I'm going to launch into our application development effort by beginning with a fairly simple example, to which we will add levels of detail and enhanced tools. This is a good model to follow when starting a new project in uncharted territory, and is a good approach even when you are on more familiar ground. If you can break your applications into chunks, and implement solutions to those chunks, you can aggregate groups of chunks that you know work under a larger scale umbrella. If something about that structure doesn't work, you'll be able to isolate the problem to the construction of the umbrella or the communication between elements incorporated into the structure of the umbrella. A great secret in software that not many people outside the area realize is that frequently tools that are supposed to work in a given fashion, don't! If you find yourself running into a situation like this that causes difficulty for the structure you have in mind, and if you have done a good job constructing your chunks, you can reassemble them into an alternative structure in surprisingly short order. This is not to say that all of your efforts can or should be put together from the bottom up. Sometimes you are going to have to be able to show people a mock application with dummy screens to be able to be able to elicit sufficient feedback to determine what they want. Even in contexts like this, however, you should attempt to envision any given element of the application as an aggregate of chunks. There are many options in the way you can assemble chunks into structures, and you should give yourself as much flexibility as you can.
The illustration below identifies the primary components of an HTML document, which produces the simple sample at right.
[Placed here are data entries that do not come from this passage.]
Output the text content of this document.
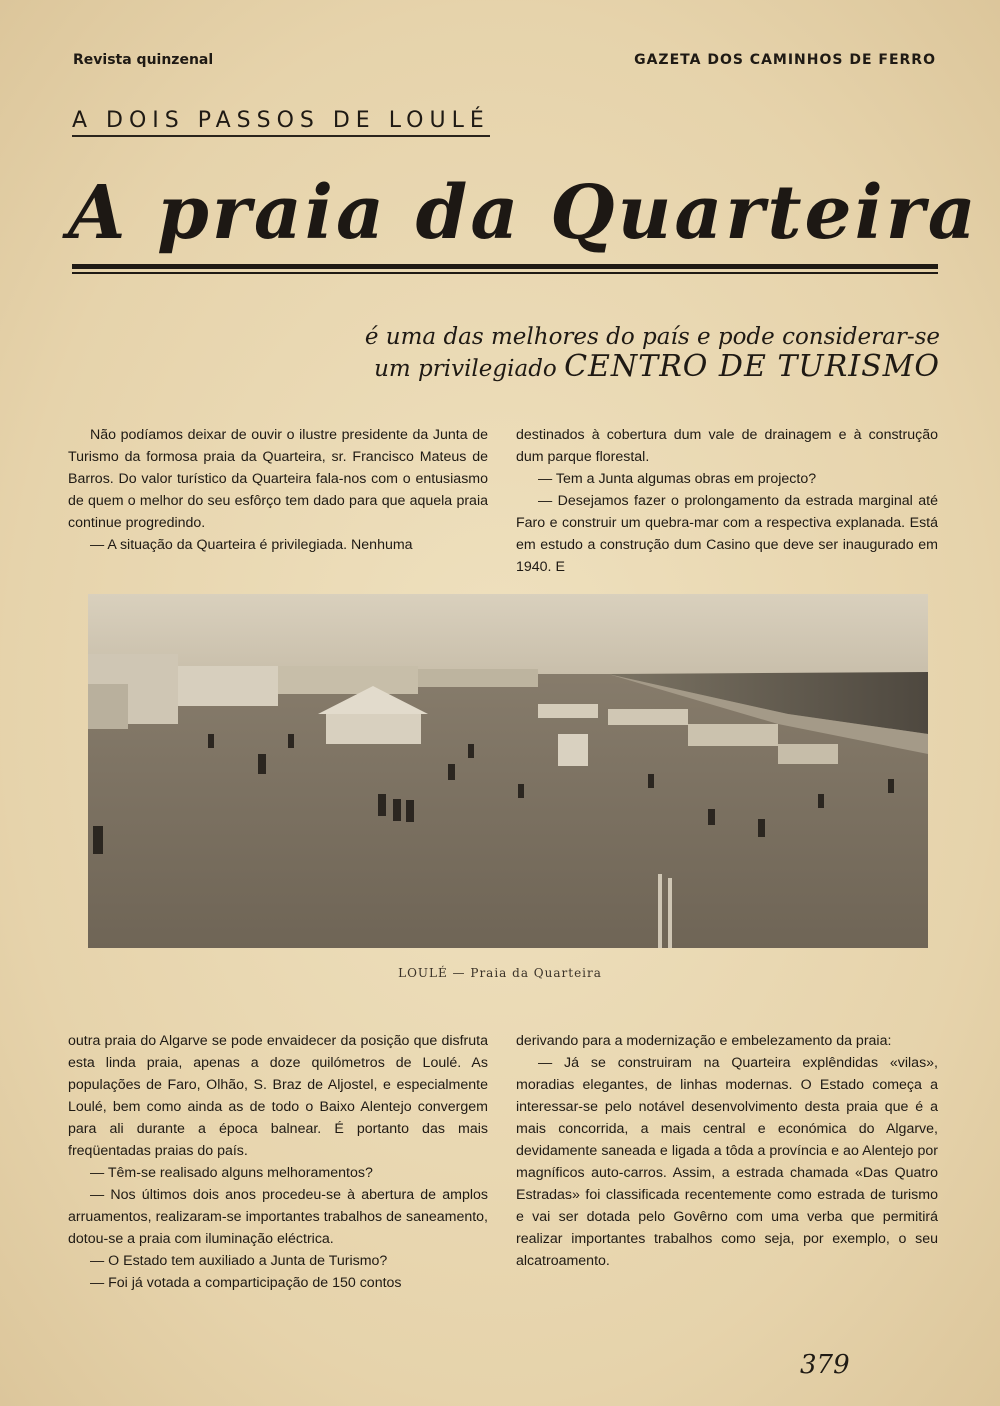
Revista quinzenal	GAZETA DOS CAMINHOS DE FERRO
A DOIS PASSOS DE LOULÉ
A praia da Quarteira
é uma das melhores do país e pode considerar-se
um privilegiado CENTRO DE TURISMO

Não podíamos deixar de ouvir o ilustre presidente da Junta de Turismo da formosa praia da Quarteira, sr. Francisco Mateus de Barros. Do valor turístico da Quarteira fala-nos com o entusiasmo de quem o melhor do seu esfôrço tem dado para que aquela praia continue progredindo.

— A situação da Quarteira é privilegiada. Nenhuma

destinados à cobertura dum vale de drainagem e à construção dum parque florestal.

— Tem a Junta algumas obras em projecto?

— Desejamos fazer o prolongamento da estrada marginal até Faro e construir um quebra-mar com a respectiva explanada. Está em estudo a construção dum Casino que deve ser inaugurado em 1940. E

LOULÉ — Praia da Quarteira

outra praia do Algarve se pode envaidecer da posição que disfruta esta linda praia, apenas a doze quilómetros de Loulé. As populações de Faro, Olhão, S. Braz de Aljostel, e especialmente Loulé, bem como ainda as de todo o Baixo Alentejo convergem para ali durante a época balnear. É portanto das mais freqüentadas praias do país.

— Têm-se realisado alguns melhoramentos?

— Nos últimos dois anos procedeu-se à abertura de amplos arruamentos, realizaram-se importantes trabalhos de saneamento, dotou-se a praia com iluminação eléctrica.

— O Estado tem auxiliado a Junta de Turismo?

— Foi já votada a comparticipação de 150 contos

derivando para a modernização e embelezamento da praia:

— Já se construiram na Quarteira explêndidas «vilas», moradias elegantes, de linhas modernas. O Estado começa a interessar-se pelo notável desenvolvimento desta praia que é a mais concorrida, a mais central e económica do Algarve, devidamente saneada e ligada a tôda a província e ao Alentejo por magníficos auto-carros. Assim, a estrada chamada «Das Quatro Estradas» foi classificada recentemente como estrada de turismo e vai ser dotada pelo Govêrno com uma verba que permitirá realizar importantes trabalhos como seja, por exemplo, o seu alcatroamento.

379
The first line, Doctype, is primarily of interest if your document has certain special elements embedded within it of which your browser must be made aware. The section enclosed within the <head> tags is used to characterize the content of the page. Of primary interest here is the <title> tag, which sets the string that is displayed in the top border of the browser window when the page is open, and on the button for the page on the toolbar. Also frequently included in this section, although not displayed here, are the keywords and description meta-tags, Most of the search engines on the web index the terms stored in the keywords section as the basis for the results they return, and the included description is frequently displayed as the summary of the site in the returned search. If you want to see the values store in those tags for this document, return to the document home page and either right-click and select view source or select the view menu from the browser menubar and select source. That will display the html source for that page. The real meat of an html document, of course, is the annotated text that displays the page. You created a simple example of that in the last section when you created your "Hi, world" page. (You did do that, didn't you?) As you can see, the html included here is not much more complicated than that. What we're going to do next is create a simple page that enters records into the team table. It will have the most simple of browser-based database application models, a static HTML document linked to a cgi script.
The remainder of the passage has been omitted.